Je voudrais ici témoigner brièvement du merveilleux médecin qu’était Corinne. J’adresse ce message à ses enfants et aux membres de sa famille qui n’étant pas médecins n’ont pas connu tout ce qu’elle a apporté à ses malades ou n’ont connu que le revers de la médaille.
Elle a intégré l’équipe angéiologique de mon service de chirurgie vasculaire au CHU Henri-Mondor vers 1980. J’ai bénéficié de sa collaboration durant plus de deux décennies. Cette équipe avait pour missions principales de faire le diagnostic le plus précis possible chez les malades artériels pour guider les indications et les actes opératoires et d’assurer la surveillance des opérés pour permettre de traiter préventivement les dégradations avant qu’elles n’entraînent des complications et d’assurer un contrôle de qualité destiné à ajuster les indications opératoires aux résultats réellement obtenus. Son activité était aussi orientée vers le traitement des varices que Corinne exerçait davantage durant son activité privée qui accaparait la majeure partie de son temps.
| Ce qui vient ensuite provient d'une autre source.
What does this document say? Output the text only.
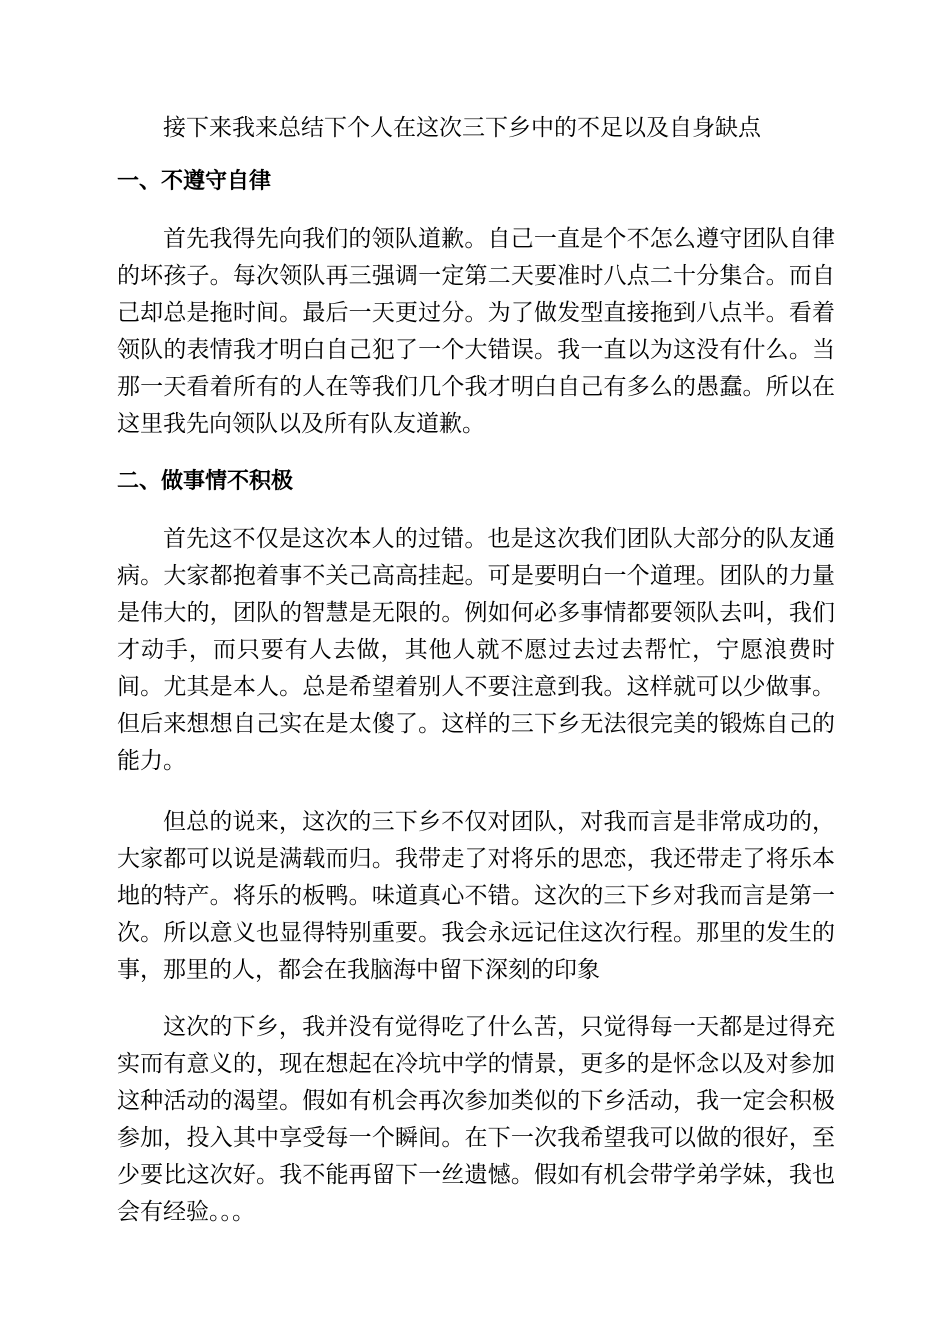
接下来我来总结下个人在这次三下乡中的不足以及自身缺点

一、不遵守自律

首先我得先向我们的领队道歉。自己一直是个不怎么遵守团队自律的坏孩子。每次领队再三强调一定第二天要准时八点二十分集合。而自己却总是拖时间。最后一天更过分。为了做发型直接拖到八点半。看着领队的表情我才明白自己犯了一个大错误。我一直以为这没有什么。当那一天看着所有的人在等我们几个我才明白自己有多么的愚蠢。所以在这里我先向领队以及所有队友道歉。

二、做事情不积极

首先这不仅是这次本人的过错。也是这次我们团队大部分的队友通病。大家都抱着事不关己高高挂起。可是要明白一个道理。团队的力量是伟大的，团队的智慧是无限的。例如何必多事情都要领队去叫，我们才动手，而只要有人去做，其他人就不愿过去过去帮忙，宁愿浪费时间。尤其是本人。总是希望着别人不要注意到我。这样就可以少做事。但后来想想自己实在是太傻了。这样的三下乡无法很完美的锻炼自己的能力。

但总的说来，这次的三下乡不仅对团队，对我而言是非常成功的，大家都可以说是满载而归。我带走了对将乐的思恋，我还带走了将乐本地的特产。将乐的板鸭。味道真心不错。这次的三下乡对我而言是第一次。所以意义也显得特别重要。我会永远记住这次行程。那里的发生的事，那里的人，都会在我脑海中留下深刻的印象

这次的下乡，我并没有觉得吃了什么苦，只觉得每一天都是过得充实而有意义的，现在想起在冷坑中学的情景，更多的是怀念以及对参加这种活动的渴望。假如有机会再次参加类似的下乡活动，我一定会积极参加，投入其中享受每一个瞬间。在下一次我希望我可以做的很好，至少要比这次好。我不能再留下一丝遗憾。假如有机会带学弟学妹，我也会有经验。。。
Il y a de nombreuses sortes de médecins. Les meilleurs se distinguent par la compétence technique dans un métier en perpétuelle innovation, l’attention aux malades sans laquelle on tombe facilement dans des erreurs diagnostiques, et le réconfort pour rassurer et parfois consoler. Corinne réunissait ces trois qualités, ce qui malheureusement n’est pas fréquent. Elle pratiquait les explorations échographiques avec une vigilance et une compétence dignes des meilleurs détectives. Elle devait cette dernière à un effort de formation permanent dans les congrès, les contacts individuels et la fréquentation des réunions des meilleurs services. Elle ne concevait son métier que dans la perfection. Elle écoutait chaque patient avec son regard attentif et chaleureux et s’efforçait de trouver la juste parole pour informer sans inquiéter. Son esprit de recherche perpétuellement en éveil la conduisait à poser de nombreuses questions qui étaient autant de stimulants pour toute l’équipe chirurgicale.
Elle était unanimement appréciée par tous les malades, légers ou graves, jeunes ou vieux, ouverts ou renfrognés, mais aussi par les chirurgiens.
Ces qualités ont fait qu’elle est rapidement devenue une excellente amie. Inutile de dire ici son art des relations, sa façon de poser des questions qui permettaient à chacun d’exprimer le meilleur de lui-même, sa passion lorsqu’elle défendait son point de vue, sa gaieté qui semait l’optimisme dans toutes les situations. Elle avait de plus cette franchise doublée de respect des autres qui lui permettait de dire ce qu’elle pensait à ses amis de toutes opinions et de tous milieux. Avec son Philippe, elle faisait de chaque réception à Nogent ou à Ouistreham un festin de discussions animées, de saveurs inattendues et de bonheur. Et c’était aussi un plaisir de les recevoir. Malheureusement le temps ne lui a pas permis de nous visiter en Vaucluse, comme il ne lui a pas permis de voir grandir ses petits-enfants dont elle parlait toujours avec amour et enthousiasme.
Ayant eu le privilège de déjeuner chez Philippe et elle, quelques semaines avant son départ, lors d’une très brève sortie entre deux hospitalisations, Gaëlle et moi gardons le souvenir de sa gentillesse, de sa sérénité toute chrétienne devant l’incertitude du lendemain, de son appétit de la vie et de sa manière de déguster sur sa terrasse, ce qui fut son dernier printemps.
Corinne, ton départ laisse un grand vide. Mais nous nous retrouverons avec joie… bientôt.
Didier, en relisant votre temoignage ce matin, je me souviens du désarroi de Corinne lorsqu'elle a été "reçue-collée" au concours...puis repêchée! Quel gachis cela aurait été!
Et je peux témoigner que son implication dans toutes les possibilités de formation et d'échanges correspondait à son objectif déterminé d'être une "bonne praticienne" en suivant les préceptes de notre papa.
Merci pour votre magnifique hommage.
Merci pour ce beau témoignage. J'ai lu il y a quelques années un beau livre, la succession de Dubois, qui raconte l'histoire d'un fils qui découvre combien son père médecin, honni car absent, avait été une belle personne dans le témoignage de ses patients. J'ai pu avoir l'expérience d'une mère qui adorait son métier, y consacrait sa vie et qui, pourtant a toujours été là, pour moi et mes enfants. Une énergie hors du commun. Et un modèle qui a ancré définitivement en moi, comme un simple acquis, la place de l'alter-ego féminin dans ma vie professionnelle.